Set arpack_mode = "general". This solves the eigenvalue problem $AX = \omega BX$ in its general form, which technically comes down to solving the problem $R = B^{-1}AX = \omega X$. In order to exploit matrix sparsity we never explicitly calculate $R$, but do the following instead.

In a first step the $B$-matrix is converted from its linked-list representation to a banded matrix datastructure. Then, at every step in the iteration:

1. The matrix-vector product $u = AX$ is calculated, in which the $A$-matrix is kept in its linked-list representation. This makes the matrix-vector product efficient and fast.
2. The linear system $BR = u$ is solved for R using LAPACK’s banded matrix routines and passed back to the solver.

The above steps are repeated until convergence or until maxiter is reached.

Pros:

• Calculates only specific eigenvalues and eigenvectors
• Reduced datfile size, only eigenvectors for requested eigenvalues are calculated

Cons:

• May require trial-and-error to find an optimal set of parameters
• Fast for the largest eigenvalues ("LM", "LR", "LI"), slower for the others
• Only calculates spectrum extremes (largest/smallest) which are usually not modes of interest.

### Shift-invert mode

Running ARPACK in shift-invert mode is usually used to enhance convergence of certain spectral regions.
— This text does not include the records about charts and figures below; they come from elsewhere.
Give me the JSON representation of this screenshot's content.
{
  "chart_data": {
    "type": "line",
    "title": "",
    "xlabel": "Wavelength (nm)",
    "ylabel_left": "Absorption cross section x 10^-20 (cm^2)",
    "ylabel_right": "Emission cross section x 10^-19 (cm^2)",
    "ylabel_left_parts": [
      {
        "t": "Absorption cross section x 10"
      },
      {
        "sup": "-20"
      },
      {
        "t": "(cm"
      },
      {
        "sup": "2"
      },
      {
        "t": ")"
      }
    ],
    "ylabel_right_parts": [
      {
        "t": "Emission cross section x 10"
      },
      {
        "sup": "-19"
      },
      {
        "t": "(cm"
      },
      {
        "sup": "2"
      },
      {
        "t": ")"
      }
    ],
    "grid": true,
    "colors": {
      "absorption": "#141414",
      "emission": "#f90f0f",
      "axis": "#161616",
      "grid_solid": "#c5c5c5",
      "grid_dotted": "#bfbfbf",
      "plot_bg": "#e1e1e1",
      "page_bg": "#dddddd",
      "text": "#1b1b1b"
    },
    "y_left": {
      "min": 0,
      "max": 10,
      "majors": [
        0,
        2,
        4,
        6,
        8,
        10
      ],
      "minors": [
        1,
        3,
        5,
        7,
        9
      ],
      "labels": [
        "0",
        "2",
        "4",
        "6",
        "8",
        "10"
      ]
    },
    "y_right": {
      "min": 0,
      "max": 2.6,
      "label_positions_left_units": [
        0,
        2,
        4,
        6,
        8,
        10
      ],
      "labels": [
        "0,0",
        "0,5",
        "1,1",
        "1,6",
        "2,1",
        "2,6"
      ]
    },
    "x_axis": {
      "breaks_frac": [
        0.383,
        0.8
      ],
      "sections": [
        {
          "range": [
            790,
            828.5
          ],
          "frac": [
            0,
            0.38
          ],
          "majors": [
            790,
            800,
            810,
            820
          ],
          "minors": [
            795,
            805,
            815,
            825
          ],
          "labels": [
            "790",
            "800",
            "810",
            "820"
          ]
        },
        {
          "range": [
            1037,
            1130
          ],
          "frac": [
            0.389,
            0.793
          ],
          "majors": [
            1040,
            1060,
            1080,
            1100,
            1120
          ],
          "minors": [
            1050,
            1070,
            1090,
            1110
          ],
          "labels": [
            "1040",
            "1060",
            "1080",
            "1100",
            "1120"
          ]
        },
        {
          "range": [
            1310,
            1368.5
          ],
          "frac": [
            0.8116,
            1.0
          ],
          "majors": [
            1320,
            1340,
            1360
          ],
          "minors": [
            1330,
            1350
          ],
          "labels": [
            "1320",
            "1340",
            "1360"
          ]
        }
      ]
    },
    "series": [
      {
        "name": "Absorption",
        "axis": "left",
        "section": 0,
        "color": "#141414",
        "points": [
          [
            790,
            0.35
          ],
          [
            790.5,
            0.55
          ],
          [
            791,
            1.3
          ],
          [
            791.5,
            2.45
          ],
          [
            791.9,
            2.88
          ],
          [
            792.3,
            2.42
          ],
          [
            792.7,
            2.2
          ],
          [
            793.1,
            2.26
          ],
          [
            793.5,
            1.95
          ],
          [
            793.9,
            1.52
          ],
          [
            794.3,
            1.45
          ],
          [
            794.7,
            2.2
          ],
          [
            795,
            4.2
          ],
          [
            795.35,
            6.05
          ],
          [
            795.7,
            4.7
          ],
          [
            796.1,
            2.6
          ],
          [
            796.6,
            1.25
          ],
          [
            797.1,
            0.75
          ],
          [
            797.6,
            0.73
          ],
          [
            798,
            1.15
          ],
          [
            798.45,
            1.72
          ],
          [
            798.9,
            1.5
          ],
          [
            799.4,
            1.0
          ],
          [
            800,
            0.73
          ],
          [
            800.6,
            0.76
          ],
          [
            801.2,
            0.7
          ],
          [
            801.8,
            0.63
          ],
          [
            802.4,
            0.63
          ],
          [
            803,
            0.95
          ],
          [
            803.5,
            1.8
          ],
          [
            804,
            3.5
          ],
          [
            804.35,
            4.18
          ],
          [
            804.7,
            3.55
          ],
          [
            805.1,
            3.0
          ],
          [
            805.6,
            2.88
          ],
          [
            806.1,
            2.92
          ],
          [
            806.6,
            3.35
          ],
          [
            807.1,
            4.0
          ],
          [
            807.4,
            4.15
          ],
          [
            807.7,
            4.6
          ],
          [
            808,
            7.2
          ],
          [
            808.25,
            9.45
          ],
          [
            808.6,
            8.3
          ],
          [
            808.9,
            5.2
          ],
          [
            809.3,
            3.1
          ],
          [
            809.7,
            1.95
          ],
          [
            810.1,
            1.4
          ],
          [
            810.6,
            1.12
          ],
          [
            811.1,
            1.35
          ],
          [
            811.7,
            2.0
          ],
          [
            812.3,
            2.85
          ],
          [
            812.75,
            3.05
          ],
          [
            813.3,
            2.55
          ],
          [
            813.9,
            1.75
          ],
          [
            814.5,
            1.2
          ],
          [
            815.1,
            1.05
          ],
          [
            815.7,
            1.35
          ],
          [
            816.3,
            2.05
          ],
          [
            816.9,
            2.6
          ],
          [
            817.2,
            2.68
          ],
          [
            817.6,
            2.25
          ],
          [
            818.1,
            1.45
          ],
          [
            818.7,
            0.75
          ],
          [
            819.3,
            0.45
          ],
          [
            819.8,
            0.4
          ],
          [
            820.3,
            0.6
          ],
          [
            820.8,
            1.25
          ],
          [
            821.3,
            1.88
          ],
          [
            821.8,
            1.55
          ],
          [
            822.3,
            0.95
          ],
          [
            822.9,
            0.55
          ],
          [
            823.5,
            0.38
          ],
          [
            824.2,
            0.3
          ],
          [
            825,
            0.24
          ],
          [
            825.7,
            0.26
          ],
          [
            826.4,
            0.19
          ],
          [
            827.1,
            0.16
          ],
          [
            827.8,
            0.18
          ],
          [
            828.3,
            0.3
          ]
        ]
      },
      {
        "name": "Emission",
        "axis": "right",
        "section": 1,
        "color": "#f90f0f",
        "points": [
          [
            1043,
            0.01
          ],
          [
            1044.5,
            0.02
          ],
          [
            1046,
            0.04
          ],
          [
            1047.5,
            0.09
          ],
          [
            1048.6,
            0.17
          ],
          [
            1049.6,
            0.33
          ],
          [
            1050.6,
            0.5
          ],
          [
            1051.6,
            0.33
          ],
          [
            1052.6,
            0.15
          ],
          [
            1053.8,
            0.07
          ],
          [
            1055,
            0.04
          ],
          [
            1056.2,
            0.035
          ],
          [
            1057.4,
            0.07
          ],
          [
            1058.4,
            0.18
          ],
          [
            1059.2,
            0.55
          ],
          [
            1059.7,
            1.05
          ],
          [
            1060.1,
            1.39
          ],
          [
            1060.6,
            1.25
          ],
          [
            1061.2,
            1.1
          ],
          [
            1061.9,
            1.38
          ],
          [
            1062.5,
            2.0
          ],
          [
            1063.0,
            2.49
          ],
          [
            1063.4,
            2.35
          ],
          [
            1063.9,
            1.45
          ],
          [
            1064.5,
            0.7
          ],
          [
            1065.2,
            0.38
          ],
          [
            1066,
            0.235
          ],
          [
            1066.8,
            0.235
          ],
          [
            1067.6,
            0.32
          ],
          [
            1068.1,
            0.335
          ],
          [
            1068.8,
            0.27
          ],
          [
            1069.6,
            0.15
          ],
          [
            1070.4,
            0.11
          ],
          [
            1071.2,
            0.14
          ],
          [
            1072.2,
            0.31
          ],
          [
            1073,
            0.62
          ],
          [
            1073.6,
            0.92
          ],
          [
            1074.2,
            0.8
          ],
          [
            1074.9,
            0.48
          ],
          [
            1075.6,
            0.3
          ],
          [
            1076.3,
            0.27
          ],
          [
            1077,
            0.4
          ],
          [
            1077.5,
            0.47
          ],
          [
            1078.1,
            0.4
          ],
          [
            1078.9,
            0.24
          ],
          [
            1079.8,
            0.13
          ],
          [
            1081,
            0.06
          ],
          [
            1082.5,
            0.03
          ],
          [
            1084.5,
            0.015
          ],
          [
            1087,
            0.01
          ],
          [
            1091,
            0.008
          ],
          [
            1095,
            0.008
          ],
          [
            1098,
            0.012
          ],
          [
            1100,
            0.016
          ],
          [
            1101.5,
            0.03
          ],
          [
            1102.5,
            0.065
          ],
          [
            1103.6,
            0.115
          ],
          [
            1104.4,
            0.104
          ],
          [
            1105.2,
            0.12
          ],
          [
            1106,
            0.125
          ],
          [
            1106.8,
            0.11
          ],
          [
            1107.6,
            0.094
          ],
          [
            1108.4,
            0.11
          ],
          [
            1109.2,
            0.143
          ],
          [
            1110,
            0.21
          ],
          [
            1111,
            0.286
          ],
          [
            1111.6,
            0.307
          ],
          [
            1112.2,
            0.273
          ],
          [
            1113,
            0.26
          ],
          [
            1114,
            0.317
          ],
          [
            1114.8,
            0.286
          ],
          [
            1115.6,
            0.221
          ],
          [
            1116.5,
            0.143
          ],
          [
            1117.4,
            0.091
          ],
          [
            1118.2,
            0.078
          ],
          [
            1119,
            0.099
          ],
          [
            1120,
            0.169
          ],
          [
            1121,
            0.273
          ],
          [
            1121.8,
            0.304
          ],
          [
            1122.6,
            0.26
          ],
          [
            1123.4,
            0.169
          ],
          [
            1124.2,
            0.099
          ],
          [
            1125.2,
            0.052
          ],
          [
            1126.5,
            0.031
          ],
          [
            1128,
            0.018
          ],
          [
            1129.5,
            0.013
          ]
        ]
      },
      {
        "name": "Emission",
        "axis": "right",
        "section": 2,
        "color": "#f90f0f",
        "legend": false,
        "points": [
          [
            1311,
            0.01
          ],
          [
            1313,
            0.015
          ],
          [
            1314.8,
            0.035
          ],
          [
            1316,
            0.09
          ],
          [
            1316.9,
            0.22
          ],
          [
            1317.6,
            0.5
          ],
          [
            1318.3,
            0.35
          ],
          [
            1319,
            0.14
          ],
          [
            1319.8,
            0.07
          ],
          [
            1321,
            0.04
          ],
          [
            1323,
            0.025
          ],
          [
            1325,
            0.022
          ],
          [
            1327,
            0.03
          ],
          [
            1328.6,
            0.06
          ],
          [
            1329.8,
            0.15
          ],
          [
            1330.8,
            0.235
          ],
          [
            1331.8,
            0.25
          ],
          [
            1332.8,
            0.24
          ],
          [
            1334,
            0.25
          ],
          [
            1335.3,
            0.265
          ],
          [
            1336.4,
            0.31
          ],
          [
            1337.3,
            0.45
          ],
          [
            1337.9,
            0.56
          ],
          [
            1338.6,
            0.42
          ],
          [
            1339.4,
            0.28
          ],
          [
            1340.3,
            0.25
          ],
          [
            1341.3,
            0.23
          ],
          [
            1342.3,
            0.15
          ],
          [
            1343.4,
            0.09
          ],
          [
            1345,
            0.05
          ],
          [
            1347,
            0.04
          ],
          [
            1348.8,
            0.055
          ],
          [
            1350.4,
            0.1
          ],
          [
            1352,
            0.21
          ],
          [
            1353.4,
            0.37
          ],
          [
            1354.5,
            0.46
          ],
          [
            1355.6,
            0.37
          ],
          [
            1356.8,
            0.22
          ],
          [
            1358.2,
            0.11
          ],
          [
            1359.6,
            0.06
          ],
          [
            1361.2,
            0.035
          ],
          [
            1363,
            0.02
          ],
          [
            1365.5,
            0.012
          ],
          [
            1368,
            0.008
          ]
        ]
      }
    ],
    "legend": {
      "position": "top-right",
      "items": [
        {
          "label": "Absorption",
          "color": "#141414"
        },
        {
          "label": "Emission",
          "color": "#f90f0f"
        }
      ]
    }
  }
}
It relies on a transformation of the eigenvalue problem to

$\Bigl(A - \sigma B\Bigr)^{-1} BX = \nu X \qquad \text{where} \qquad \nu = \dfrac{1}{\omega - \sigma}$

This transformation is particularly useful for finding eigenvalues near $\sigma$. It transforms small eigenvalues into large ones, making them perfectly suitable for calculation with ARPACK. Here it is recommended to keep which_eigenvalues = "LM", since the eigenvalues $\nu_j$ of $C \equiv \left(A - \sigma B\right)^{-1}B$ that are largest in magnitude correspond to the values $\omega_j$ of the original eigenvalue problem that are nearest to the shift $\sigma$ in absolute value.

The value of $\sigma$ can be specified by adding it to the solvelist, like so

&solvelist
sigma = (1.0d0, 0.05d0)
/


and should be a complex tuple (standard Fortran notation for complex numbers).

The eigenvalue problem is tackled as follows.

First we calculate $A - \sigma B$ and convert that to banded form. Then, at every step in the iteration:

1. The matrix-vector product $u = BX$ is calculated, in which the $B$-matrix is kept in its linked-list representation. This makes the matrix-vector product efficient and fast.
2. The linear system $\left(A - \sigma B\right)R = u$ is solved for $R$ using LAPACK’s banded matrix routines and passed back to the solver.

The above steps are repeated until convergence or until maxiter is reached. In the final step we retransform the eigenvalues $\nu_j$ to the eigenvalues $\omega_j$ of the original problem using

$\omega_j = \sigma + \dfrac{1}{\nu_j}$

Pros:

• Ability to probe specific parts of the spectrum by shifting $\sigma$
• Better performance for small eigenvalues

Cons:

• May require trial-and-error to find an optimal set of parameters
• Runtime is strongly dependent on the chosen shift $\sigma$